Seen from far away, it looks to be much wiser to do nothing much in a purposeful way. Make loud more-in-sorrow-than-anger public noises about dialogue, but otherwise let Catalonia stew in its own juice and feel all sorts of costs and unhappiness from the current mess.
Madrid surely needs the case to be overwhelming in itself that something like the status quo is THE reasonable option. A good part of being reasonable and persuasive is not to try to sound ‘tough’ and peremptory. Use words like fair and dialogue, not punish, disobedience and rebellion.
But no doubt Madrid’s leaders have their own political reasons for wanting to come across as ‘tough’ or at least ‘firm’. This is where ‘cultural’ factors are so important and subtle. Projecting a sense of calm measured wisdom in the face of what looks like direct provocation may just not be an option in the local psychology of the leaders concerned and wider public opinion.
Offer Catalonia a deal within wider Spanish constitutional reform?
Why not? That kicks the ball into the long grass.

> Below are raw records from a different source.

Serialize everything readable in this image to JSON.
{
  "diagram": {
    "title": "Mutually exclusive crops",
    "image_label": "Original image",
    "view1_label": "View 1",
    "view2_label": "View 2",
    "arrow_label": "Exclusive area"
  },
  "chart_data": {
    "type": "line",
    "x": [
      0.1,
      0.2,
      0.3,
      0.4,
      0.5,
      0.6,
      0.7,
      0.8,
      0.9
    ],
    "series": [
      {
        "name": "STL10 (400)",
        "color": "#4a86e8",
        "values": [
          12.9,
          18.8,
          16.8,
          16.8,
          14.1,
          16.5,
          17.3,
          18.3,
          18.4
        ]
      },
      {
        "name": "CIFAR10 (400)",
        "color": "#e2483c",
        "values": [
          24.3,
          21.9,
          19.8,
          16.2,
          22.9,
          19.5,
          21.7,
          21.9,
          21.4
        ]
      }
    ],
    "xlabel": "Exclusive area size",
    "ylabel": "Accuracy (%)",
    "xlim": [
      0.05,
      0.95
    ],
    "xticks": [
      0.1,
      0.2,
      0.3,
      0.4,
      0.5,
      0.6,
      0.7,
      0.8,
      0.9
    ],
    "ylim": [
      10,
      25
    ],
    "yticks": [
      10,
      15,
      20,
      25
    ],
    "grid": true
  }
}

But NB it works only if Catalonia accepts a no independence outcome in principle, if only by implication. When you sit down at a negotiating table, you first accept the agenda and rules of the meeting.
States exist. Or they don’t.
Therefore mess and division and mistrust beget more mess and division and mistrust. Confrontation escalates and leads to everyone being poorer and angrier and more divided.
It gets easier to fight than think – and talk.